Despite the gesture, however, businessmen say the countries should expect little new foreign investment, indicating they prefer to invest their money in nations with fewer economic and political problems.
They point out that none of the countries have been successful in their efforts to woo investors over the past several years.
``With investors facing severe economic and political instability, the Andean countries can't expect the changes to bring a flood of foreign investment,'' says a Western diplomat.
``Besides, Mexico and the Far East offer far better investment opportunities.''
The Andean countries must also compete against China, India, Canada, and others that have recently offered incentives to foreign investors.
Symbolically, at least, the new agreement represents a big change. Since the Andean Pact's founding in 1970, the five countries had espoused a ``Yankee Go Home'' sentiment that has helped slow foreign investment to a trickle. But they have changed their tune in the hopes that foreign capital will help reactivate their slumping economies.
``We need the jobs and technology foreign investment brings,'' said Pedro Luis Echeverria, one of the three members of the Andean Pact's governing board.
``Foreign investment is better than foreign debt,'' said Manuel Azp'urua, Venezuela's finance minister, in a comment echoed by officials of other Andean countries.
The accord will allow each country to establish its own regulations for foreign investors, instead of having one set of rules as Decision 24 required.
The only remaining Decision 24 decree that foreign companies will have to observe requires those businesses that export products to other Andean countries to sell majority ownership to local investors within 30 years in Peru, Venezuela, and Colombia, and 37 years in Ecuador and Bolivia.
Previously, the countries through Decision 24 put limits on such activities as the amount of profits companies could send abroad, how much money they could reinvest, and what sectors of the economy they could invest in.
It took the countries so long to agree to the changes largely because of opposition from various domestic business groups. The opposition in Venezuela was so strong that the government delayed the signing of the agreement by three months.

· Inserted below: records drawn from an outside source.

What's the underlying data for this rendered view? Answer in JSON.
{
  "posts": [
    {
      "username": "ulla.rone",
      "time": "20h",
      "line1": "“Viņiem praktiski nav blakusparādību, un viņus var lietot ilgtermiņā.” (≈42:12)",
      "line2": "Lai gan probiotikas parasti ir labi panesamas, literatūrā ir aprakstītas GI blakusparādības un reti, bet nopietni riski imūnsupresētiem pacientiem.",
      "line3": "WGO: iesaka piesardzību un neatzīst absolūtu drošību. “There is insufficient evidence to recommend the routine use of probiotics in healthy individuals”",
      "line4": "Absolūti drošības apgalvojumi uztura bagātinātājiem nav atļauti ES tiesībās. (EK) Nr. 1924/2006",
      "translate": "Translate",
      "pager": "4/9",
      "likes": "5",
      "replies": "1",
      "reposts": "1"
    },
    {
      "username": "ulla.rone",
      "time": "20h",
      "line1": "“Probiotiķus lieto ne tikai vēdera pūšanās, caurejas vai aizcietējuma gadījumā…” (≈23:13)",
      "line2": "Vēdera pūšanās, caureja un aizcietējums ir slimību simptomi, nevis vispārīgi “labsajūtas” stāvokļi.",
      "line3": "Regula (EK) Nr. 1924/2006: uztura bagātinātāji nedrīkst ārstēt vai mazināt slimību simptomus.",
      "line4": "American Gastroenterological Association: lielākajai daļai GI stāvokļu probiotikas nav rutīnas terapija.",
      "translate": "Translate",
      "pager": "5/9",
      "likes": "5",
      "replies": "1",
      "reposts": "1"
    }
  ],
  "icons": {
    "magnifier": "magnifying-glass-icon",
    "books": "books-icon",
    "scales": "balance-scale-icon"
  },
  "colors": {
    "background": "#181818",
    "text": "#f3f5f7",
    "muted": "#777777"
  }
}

The economic and political problems the five countries in the pact face, which have been the main barriers to foreign investment, seem unlikely to end any time soon.

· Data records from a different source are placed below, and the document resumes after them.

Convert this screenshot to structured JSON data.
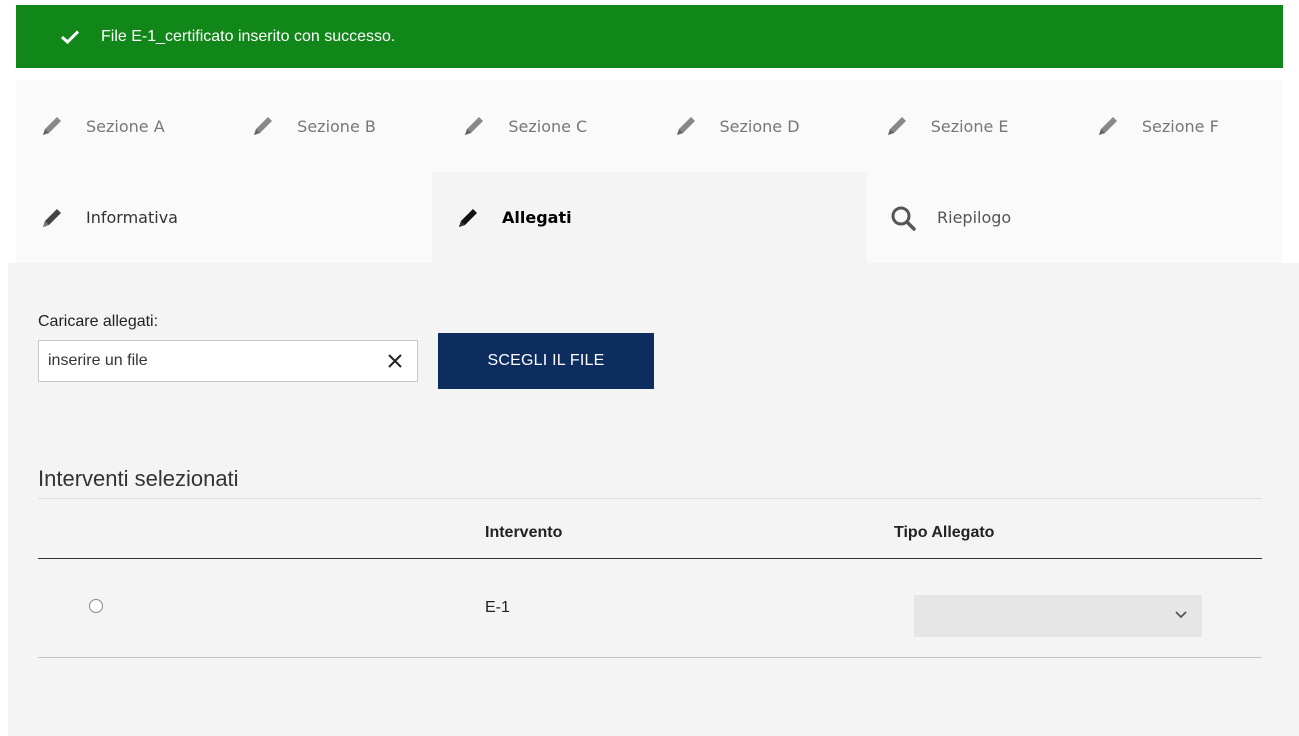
{
  "alert": {
    "message": "File E-1_certificato inserito con successo.",
    "icon": "check-icon",
    "color": "#118619"
  },
  "tabs_row1": [
    {
      "label": "Sezione A",
      "icon": "pencil-icon"
    },
    {
      "label": "Sezione B",
      "icon": "pencil-icon"
    },
    {
      "label": "Sezione C",
      "icon": "pencil-icon"
    },
    {
      "label": "Sezione D",
      "icon": "pencil-icon"
    },
    {
      "label": "Sezione E",
      "icon": "pencil-icon"
    },
    {
      "label": "Sezione F",
      "icon": "pencil-icon"
    }
  ],
  "tabs_row2": [
    {
      "label": "Informativa",
      "icon": "pencil-icon"
    },
    {
      "label": "Allegati",
      "icon": "pencil-icon",
      "active": true
    },
    {
      "label": "Riepilogo",
      "icon": "search-icon"
    }
  ],
  "upload": {
    "label": "Caricare allegati:",
    "placeholder": "inserire un file",
    "button": "SCEGLI IL FILE",
    "button_color": "#0c2d5e"
  },
  "interventi": {
    "title": "Interventi selezionati",
    "columns": [
      "Intervento",
      "Tipo Allegato"
    ],
    "rows": [
      {
        "intervento": "E-1",
        "tipo_allegato": ""
      }
    ]
  }
}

Low oil prices have forced Venezuela to seek a renegotiation of its foreign debt agreement and to scale back ambitious domestic spending plans.
Ecuador, like Venezuela, an oil-dependent country and a member of the Organization of Petroleum Exporting Countries, has announced it will not make foreign debt payments this year to commercial banks after earthquakes in March ruptured the country's only pipeline.
Colombia, although enjoying sharply higher dollar inflows from increased exports of coffee, oil, and coal, is beseiged by cocaine traffickers and communist guerrillas.
Peru notched an impressive 8 percent growth rate in 1986, but is quickly depleting foreign exchange and continues to face attacks by the Shining Path, a Maoist rebel group.
Bolivia, the poorest nation in the Andean Pact, has stopped cold a 22,000 percent inflation rate, but faces mounting unemployment from the recessionary policies the government adopted to end the hyperinflation.
Despite the bleak picture for the Andean Pact nations, two sectors are attracting foreign investment: petroleum and tourism.
Foreign oil companies have signed oil drilling contracts in each of the countries, while investment in tourism is increasing with the number of tourists having risen since last year's attacks on United States travelers in Europe.